Falmouth in the eighteenth and early nineteenth centuries,
had been a very flourishing community, playing a full part in the affairs of the town. Amongst the leading Jews was Jacob Jacob;
his son, Moses Jacob, who presided over the Congregation from 1853 until 1860, used to pay an annual visit to London, where he never
failed to call on the Chief Rabbi - at whose election in 1844 Falmouth had been represented on the Committee of
Delegates1.
- when Dr. Adler would welcome him as representing one of the few Congregations which never had disputes to bring before him.

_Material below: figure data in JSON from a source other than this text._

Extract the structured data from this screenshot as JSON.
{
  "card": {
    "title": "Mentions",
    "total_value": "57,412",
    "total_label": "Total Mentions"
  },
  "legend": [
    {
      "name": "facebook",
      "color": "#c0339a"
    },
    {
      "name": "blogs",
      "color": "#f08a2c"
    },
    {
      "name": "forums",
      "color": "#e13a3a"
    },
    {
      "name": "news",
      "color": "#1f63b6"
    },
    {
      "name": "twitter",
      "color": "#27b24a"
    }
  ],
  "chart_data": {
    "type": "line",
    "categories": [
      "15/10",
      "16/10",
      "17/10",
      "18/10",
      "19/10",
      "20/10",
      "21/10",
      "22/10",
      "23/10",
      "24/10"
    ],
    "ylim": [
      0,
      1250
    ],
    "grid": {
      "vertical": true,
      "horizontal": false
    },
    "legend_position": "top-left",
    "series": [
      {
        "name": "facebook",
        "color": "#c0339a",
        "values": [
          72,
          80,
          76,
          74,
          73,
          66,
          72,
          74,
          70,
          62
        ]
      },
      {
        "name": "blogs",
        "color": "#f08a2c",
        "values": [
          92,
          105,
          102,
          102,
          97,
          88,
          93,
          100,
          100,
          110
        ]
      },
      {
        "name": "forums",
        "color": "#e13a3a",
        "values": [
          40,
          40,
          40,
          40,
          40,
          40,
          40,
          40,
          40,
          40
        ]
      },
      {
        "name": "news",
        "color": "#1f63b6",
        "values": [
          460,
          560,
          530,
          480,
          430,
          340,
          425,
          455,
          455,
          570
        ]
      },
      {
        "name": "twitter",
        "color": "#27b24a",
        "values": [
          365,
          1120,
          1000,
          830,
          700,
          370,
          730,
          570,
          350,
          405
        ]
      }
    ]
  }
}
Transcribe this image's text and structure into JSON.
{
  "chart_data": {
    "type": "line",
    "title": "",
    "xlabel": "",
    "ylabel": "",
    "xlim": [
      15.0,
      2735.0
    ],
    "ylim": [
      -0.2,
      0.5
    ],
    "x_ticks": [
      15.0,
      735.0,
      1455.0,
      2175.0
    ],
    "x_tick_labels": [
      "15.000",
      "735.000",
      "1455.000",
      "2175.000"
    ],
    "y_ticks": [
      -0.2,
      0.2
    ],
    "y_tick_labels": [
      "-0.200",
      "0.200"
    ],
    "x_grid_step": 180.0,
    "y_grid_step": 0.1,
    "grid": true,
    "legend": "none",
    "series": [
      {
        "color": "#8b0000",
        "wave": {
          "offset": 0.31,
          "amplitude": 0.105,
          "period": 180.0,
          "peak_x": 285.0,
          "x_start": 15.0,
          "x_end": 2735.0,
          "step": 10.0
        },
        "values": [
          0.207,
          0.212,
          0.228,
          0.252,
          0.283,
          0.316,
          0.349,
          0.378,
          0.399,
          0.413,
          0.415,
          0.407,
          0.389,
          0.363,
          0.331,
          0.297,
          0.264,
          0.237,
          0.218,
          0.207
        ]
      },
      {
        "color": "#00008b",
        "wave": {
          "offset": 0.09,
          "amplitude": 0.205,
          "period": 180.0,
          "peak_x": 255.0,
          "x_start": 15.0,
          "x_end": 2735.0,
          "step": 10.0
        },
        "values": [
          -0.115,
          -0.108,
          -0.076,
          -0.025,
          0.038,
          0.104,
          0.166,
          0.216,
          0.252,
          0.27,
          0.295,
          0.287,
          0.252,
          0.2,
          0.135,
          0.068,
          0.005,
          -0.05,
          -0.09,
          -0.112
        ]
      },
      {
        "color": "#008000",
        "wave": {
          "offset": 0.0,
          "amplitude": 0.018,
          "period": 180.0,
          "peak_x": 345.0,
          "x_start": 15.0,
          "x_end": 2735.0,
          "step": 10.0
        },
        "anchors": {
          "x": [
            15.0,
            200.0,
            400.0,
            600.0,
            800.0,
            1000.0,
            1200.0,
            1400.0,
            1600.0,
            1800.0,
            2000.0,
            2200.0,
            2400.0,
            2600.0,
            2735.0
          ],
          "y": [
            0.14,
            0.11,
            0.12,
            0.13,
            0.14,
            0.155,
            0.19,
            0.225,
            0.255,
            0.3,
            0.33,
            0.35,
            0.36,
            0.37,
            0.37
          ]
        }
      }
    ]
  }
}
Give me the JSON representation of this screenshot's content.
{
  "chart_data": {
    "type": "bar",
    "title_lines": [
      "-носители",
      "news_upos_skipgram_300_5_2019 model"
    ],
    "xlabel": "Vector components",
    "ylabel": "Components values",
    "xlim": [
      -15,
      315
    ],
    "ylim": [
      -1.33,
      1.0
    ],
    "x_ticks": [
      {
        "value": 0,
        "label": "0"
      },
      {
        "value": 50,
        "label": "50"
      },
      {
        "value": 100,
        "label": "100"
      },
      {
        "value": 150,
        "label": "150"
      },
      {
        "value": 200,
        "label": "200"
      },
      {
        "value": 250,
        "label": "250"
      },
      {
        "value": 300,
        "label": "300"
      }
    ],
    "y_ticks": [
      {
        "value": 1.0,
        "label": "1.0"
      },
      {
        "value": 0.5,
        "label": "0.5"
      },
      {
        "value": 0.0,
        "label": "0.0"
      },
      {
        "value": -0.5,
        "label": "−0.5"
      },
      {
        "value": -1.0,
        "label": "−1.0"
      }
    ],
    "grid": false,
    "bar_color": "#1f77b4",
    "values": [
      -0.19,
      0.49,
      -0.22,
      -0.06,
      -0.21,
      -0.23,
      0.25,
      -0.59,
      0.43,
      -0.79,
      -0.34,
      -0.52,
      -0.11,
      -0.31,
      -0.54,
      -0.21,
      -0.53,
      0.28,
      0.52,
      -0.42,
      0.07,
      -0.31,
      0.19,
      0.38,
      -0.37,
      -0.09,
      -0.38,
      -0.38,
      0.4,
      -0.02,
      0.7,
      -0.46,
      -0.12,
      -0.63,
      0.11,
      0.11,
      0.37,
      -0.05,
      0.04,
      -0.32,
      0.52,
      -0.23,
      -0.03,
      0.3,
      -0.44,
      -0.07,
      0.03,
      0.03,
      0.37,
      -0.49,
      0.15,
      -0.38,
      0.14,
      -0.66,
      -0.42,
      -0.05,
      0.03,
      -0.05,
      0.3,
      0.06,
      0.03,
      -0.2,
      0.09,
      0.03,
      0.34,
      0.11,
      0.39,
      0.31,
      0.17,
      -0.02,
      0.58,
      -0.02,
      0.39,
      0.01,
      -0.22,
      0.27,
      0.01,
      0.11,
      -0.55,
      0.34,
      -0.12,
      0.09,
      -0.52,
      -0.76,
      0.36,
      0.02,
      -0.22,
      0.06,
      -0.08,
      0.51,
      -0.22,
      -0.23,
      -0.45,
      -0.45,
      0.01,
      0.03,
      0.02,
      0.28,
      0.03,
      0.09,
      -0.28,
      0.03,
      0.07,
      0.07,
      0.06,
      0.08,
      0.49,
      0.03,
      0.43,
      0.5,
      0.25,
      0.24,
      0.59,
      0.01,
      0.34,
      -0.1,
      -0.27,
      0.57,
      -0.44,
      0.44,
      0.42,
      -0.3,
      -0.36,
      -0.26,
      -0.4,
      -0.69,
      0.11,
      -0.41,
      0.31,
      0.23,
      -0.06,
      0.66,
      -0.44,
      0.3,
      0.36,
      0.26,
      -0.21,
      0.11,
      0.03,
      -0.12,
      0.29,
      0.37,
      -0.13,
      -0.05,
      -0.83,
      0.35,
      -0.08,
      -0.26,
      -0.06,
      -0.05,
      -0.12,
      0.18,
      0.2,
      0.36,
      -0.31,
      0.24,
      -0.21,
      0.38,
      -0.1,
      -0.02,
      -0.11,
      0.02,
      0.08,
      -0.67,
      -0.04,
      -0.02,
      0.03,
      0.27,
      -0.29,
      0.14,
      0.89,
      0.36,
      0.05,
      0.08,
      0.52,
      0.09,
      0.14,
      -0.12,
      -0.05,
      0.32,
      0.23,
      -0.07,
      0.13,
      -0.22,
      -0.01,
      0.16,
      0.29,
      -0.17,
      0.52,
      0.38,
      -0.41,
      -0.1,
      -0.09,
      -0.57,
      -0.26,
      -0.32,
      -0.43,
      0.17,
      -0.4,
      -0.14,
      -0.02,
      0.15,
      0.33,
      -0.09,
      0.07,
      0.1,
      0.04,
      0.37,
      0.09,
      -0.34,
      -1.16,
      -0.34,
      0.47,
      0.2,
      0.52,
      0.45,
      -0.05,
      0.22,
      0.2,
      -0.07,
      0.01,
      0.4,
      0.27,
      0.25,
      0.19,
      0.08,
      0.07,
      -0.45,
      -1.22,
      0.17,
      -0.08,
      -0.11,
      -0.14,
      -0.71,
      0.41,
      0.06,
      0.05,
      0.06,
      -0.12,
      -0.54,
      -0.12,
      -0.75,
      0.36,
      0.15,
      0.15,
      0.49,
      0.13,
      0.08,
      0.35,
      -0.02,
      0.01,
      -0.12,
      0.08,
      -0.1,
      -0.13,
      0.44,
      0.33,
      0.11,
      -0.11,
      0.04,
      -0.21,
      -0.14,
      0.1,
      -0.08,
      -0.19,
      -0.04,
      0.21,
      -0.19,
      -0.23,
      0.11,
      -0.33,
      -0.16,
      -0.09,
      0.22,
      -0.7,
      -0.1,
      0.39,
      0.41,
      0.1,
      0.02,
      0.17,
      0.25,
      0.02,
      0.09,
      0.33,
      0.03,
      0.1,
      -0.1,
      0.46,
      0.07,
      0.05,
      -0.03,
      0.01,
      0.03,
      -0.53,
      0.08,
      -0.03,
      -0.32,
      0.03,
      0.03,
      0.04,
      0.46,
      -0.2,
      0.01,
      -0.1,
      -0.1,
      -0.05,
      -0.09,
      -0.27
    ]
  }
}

Towards the middle of the nineteenth century, Falmouth's
importance began to dwindle. As early as 1836 the port had sent a
delegation, headed by its Mayor, to London in consequence of a rumour that the
Post Office was to withdraw its packet service, and in 1850 this withdrawal took
place; in 1857 a telegraph service was installed so that it was no longer
necessary for shipping to wait in the harbour for instructions (whose receipt
might take a week or more) from London. Falmouth was rapidly becoming less
isolated. Until 1863, the quickest route to London and other parts of the
country had been by boat to Plymouth, whence the railway ran; in that year,
however, a railway was built from Truro and the improved communications resulted
in a fairly rapid exodus of the local Jews who moved to Bristol, Birmingham,
Plymouth and London. Departures such as these brought a swift decline to
the always small community at Falmouth. When The Jewish Chronicle,
in the first year of its existence, surveyed provincial Jewry, the Falmouth
Community was still, in 1842, a flourishing one of some fourteen families -
which, bearing in mind the size of the Victorian household, must have
represented at least seventy or eighty individuals; within thirty-five years,
this number had shrunk to three families,2. services were no longer
regularly held, the Community had ceased to enjoy the presence of a minister,
and from 1854 onwards it was necessary to have recourse to Penzance - itself by
now a dwindling Community - for supplies of Kosher
meat.3.
Apart from a burial in 1913,4.
the end came in 1880
with the departure for London of Samuel Jacob, whose family had been the
mainstay of the Congregation during four generations.